Martin estaba tan desconcertado como Patrik e igual de intrigado.

—Sobre lo que pensaba hacer allí no sé yo más que tú, pero la intriga crece por momentos…

Uno de los enterradores les hizo seña de que se acercasen hasta el gran montón de tierra. Ambos lo hicieron con recelo y miraron en el agujero que había al lado. Se veía un ataúd de color marrón.

—Ahí tenéis a vuestro hombre. ¿Lo sacamos?

Patrik asintió.

—Pero tened cuidado. Llamaré al equipo de la científica, que se hará cargo del ataúd en cuanto lo hayáis sacado de ahí.

Se acercó a los tres técnicos de Uddevalla que, con semblante circunspecto, hablaban con Mellberg. El coche de la funeraria había aparcado en el sendero de gravilla y aguardaba con la puerta trasera abierta, listo para transportar el féretro con o sin cadáver.

—Ya está terminado. ¿Lo abrimos aquí o preferís hacerlo vosotros en Uddevalla?
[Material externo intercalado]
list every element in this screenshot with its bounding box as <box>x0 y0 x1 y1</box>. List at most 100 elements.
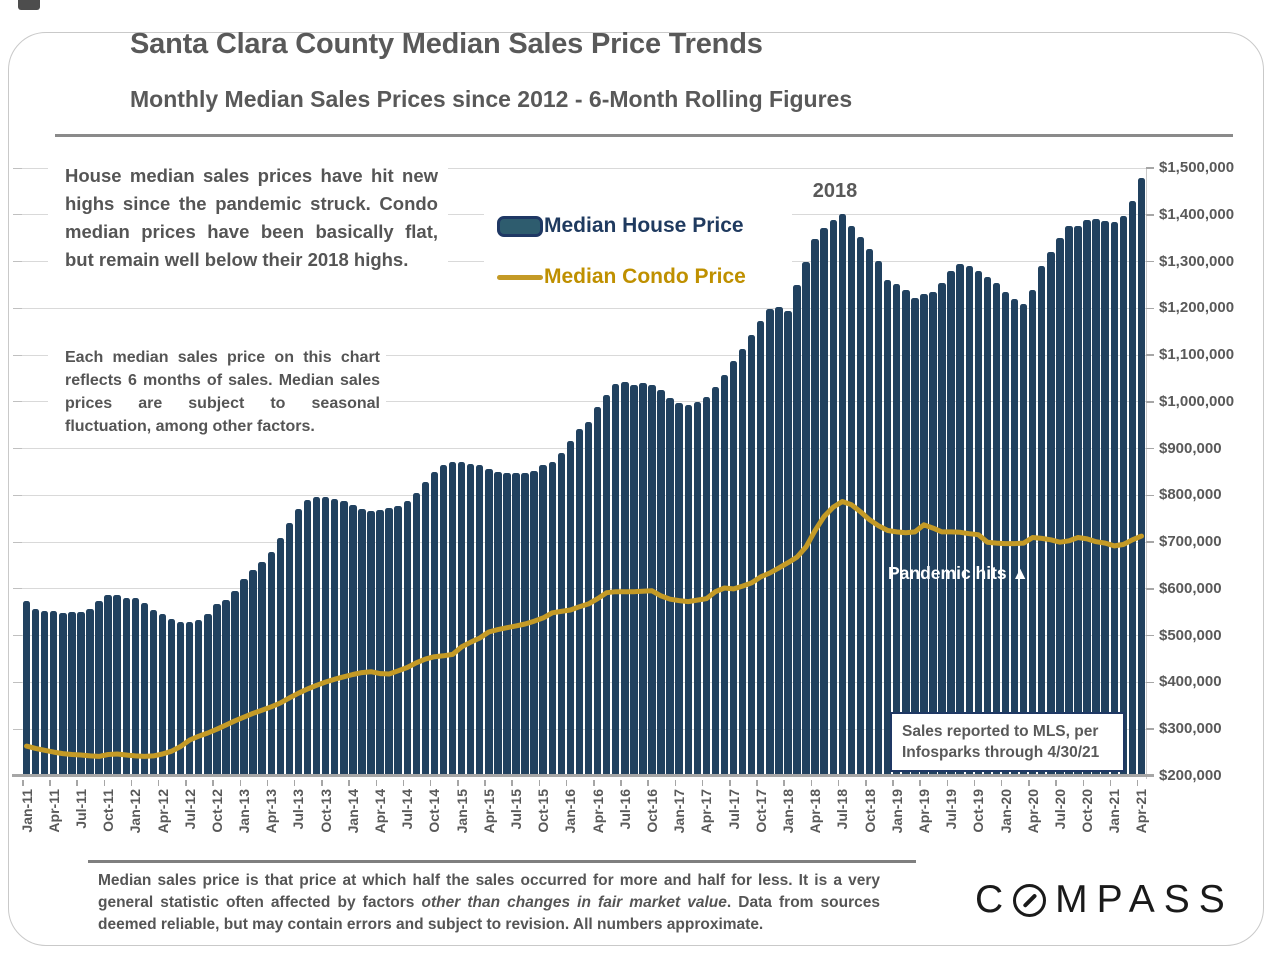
y-axis-left-tick <box>13 167 22 169</box>
house-price-bar <box>947 271 955 776</box>
y-axis-left-tick <box>13 307 22 309</box>
chart-gridline <box>22 167 1146 169</box>
x-axis-tick <box>892 780 894 786</box>
y-axis-tick <box>1146 541 1154 543</box>
chart-gridline <box>22 541 1146 543</box>
legend-condo-swatch <box>497 274 543 280</box>
chart-gridline <box>22 728 1146 730</box>
x-axis-label: Jul-15 <box>508 789 525 830</box>
house-price-bar <box>457 462 466 776</box>
x-axis-tick <box>185 780 187 786</box>
house-price-bar <box>956 264 964 776</box>
x-axis-label: Oct-15 <box>535 789 552 833</box>
y-axis-left-tick <box>13 681 22 683</box>
house-price-bar <box>403 500 411 776</box>
house-price-bar <box>820 228 828 776</box>
x-axis-label: Oct-16 <box>643 789 660 833</box>
house-price-bar <box>267 552 275 776</box>
house-price-bar <box>294 509 303 776</box>
legend-house-row: Median House Price <box>497 214 782 238</box>
house-price-bar <box>158 613 167 776</box>
footer-divider <box>88 860 916 863</box>
house-price-bar <box>1074 225 1082 776</box>
chart-gridline <box>22 635 1146 637</box>
x-axis-label: Jan-11 <box>18 789 35 833</box>
house-price-bar <box>466 463 475 776</box>
house-price-bar <box>40 611 49 776</box>
price-chart: $200,000 $300,000 $400,000 $500,000 $600,000… <box>12 159 1234 833</box>
y-axis-label: $900,000 <box>1159 439 1222 457</box>
house-price-bar <box>1019 303 1028 776</box>
house-price-bar <box>747 335 756 776</box>
house-price-bar <box>983 276 992 776</box>
house-price-bar <box>1137 178 1146 776</box>
x-axis-tick <box>973 780 976 786</box>
annotation-pandemic: Pandemic hits ▲ <box>888 563 1029 584</box>
y-axis-label: $700,000 <box>1159 533 1222 551</box>
x-axis-label: Oct-12 <box>208 789 225 833</box>
y-axis-label: $1,500,000 <box>1159 159 1235 176</box>
house-price-bar <box>312 496 321 776</box>
top-left-cropped-element <box>18 0 40 10</box>
footer-part3: . Data from sources deemed reliable, but… <box>98 894 881 933</box>
house-price-bar <box>367 510 375 776</box>
house-price-bar <box>639 383 647 776</box>
x-axis-label: Apr-15 <box>480 789 497 834</box>
x-axis-tick <box>865 780 867 786</box>
note-methodology: Each median sales price on this chart re… <box>48 342 386 446</box>
house-price-bar <box>485 468 493 776</box>
house-price-bar <box>276 538 285 776</box>
house-price-bar <box>167 618 176 776</box>
house-price-bar <box>321 496 330 776</box>
house-price-bar <box>430 472 439 776</box>
house-price-bar <box>131 597 140 776</box>
chart-gridline <box>22 307 1146 309</box>
house-price-bar <box>204 613 212 776</box>
chart-gridline <box>22 448 1146 450</box>
x-axis-tick <box>701 780 704 786</box>
x-axis-label: Oct-13 <box>317 789 334 833</box>
house-price-bar <box>838 213 847 776</box>
house-price-bar <box>1065 226 1073 776</box>
legend-house-label: Median House Price <box>544 214 744 237</box>
x-axis-tick <box>49 780 51 786</box>
house-price-bar <box>213 603 221 776</box>
footer-part1: Median sales price is that price at whic… <box>98 872 880 911</box>
x-axis-tick <box>1082 780 1085 786</box>
x-axis-label: Jul-18 <box>834 789 851 830</box>
footer-italic: other than changes in fair market value <box>421 894 727 911</box>
y-axis-left-tick <box>13 448 22 450</box>
x-axis-label: Jul-16 <box>616 789 633 830</box>
x-axis-tick <box>212 780 214 786</box>
house-price-bar <box>711 386 720 776</box>
x-axis-tick <box>511 780 513 786</box>
chart-gridline <box>22 494 1146 496</box>
house-price-bar <box>829 219 837 776</box>
house-price-bar <box>539 465 547 776</box>
y-axis-tick <box>1146 167 1154 169</box>
x-axis-tick <box>375 780 378 786</box>
x-axis-label: Jan-20 <box>997 789 1014 834</box>
y-axis-tick <box>1146 447 1154 450</box>
x-axis-tick <box>919 780 921 786</box>
house-price-bar <box>1001 292 1010 776</box>
y-axis-label: $600,000 <box>1159 579 1222 597</box>
y-axis-label: $500,000 <box>1159 626 1222 644</box>
y-axis-label: $200,000 <box>1159 767 1222 784</box>
house-price-bar <box>285 522 294 776</box>
x-axis-label: Apr-19 <box>915 789 932 834</box>
x-axis-tick <box>429 780 432 786</box>
house-price-bar <box>965 266 973 776</box>
x-axis-label: Oct-18 <box>861 789 878 833</box>
x-axis-label: Apr-12 <box>154 789 171 834</box>
x-axis-tick <box>946 780 949 786</box>
y-axis-label: $1,300,000 <box>1159 252 1235 270</box>
house-price-bar <box>666 398 674 776</box>
x-axis-label: Oct-14 <box>426 789 443 833</box>
x-axis-label: Jul-13 <box>290 789 307 830</box>
house-price-bar <box>793 285 801 776</box>
house-price-bar <box>766 309 774 776</box>
x-axis-tick <box>1028 780 1030 786</box>
pandemic-triangle-icon: ▲ <box>1011 563 1029 583</box>
x-axis-label: Apr-17 <box>698 789 715 834</box>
Torbjörn Ruud, jefe del equipo de policía científica, no contestó de inmediato, sino que le ordenó a la única mujer del grupo que fuese a tomar algunas fotografías. Una vez terminada la sesión fotográfica, se dirigió a Patrik:

—Lo abriremos aquí. Si tienes razón y no hallamos dentro ningún cadáver, lo sabremos enseguida y si, por el contrario, ocurre lo que a mí se me antoja más plausible, es decir, que sí haya un cadáver ahí dentro, lo llevaremos a Uddevalla para identificarlo. Porque me figuro que, de ser así, eso es lo que pretendéis, ¿no? —Su bigote de morsa subía y bajaba mientras le hacía la pregunta a Patrik.

Patrik asintió.

—Sí, si hay alguien en el ataúd, me gustaría tener la confirmación irrefutable de que se trata del cadáver de Johannes Hult.

—Bueno, podremos arreglarlo. Solicité sus placas para la identificación dental ayer mismo, así que no tardarás mucho en tener la respuesta. Parece que hay prisa…

Ruud bajó la vista. Tenía una hija de diecisiete años y no necesitaba que le dijesen explícitamente lo importante que era el factor tiempo. Bastaba con imaginarse por un segundo el horror que debían de estar viviendo los padres de Jenny Möller.

En medio de un gran silencio, observaron cómo el féretro se acercaba al borde de la tumba hasta que por fin vieron la superficie de la tapa. A Patrik le pinchaban las manos de impaciencia y excitación. ¡Pronto lo sabrían! De repente, por el rabillo del ojo, percibió un movimiento al otro extremo del cementerio. Volvió la vista hacia el lugar. ¡Maldita sea! En efecto, tras cruzar la verja de la estación de bomberos de Fjällbacka, Solveig se les acercaba echando humo, a toda máquina. No era capaz de correr, sino que avanzaba balanceándose como un buque en el oleaje, con el rumbo puesto directamente hacia la tumba junto a la que ahora se veía todo el ataúd.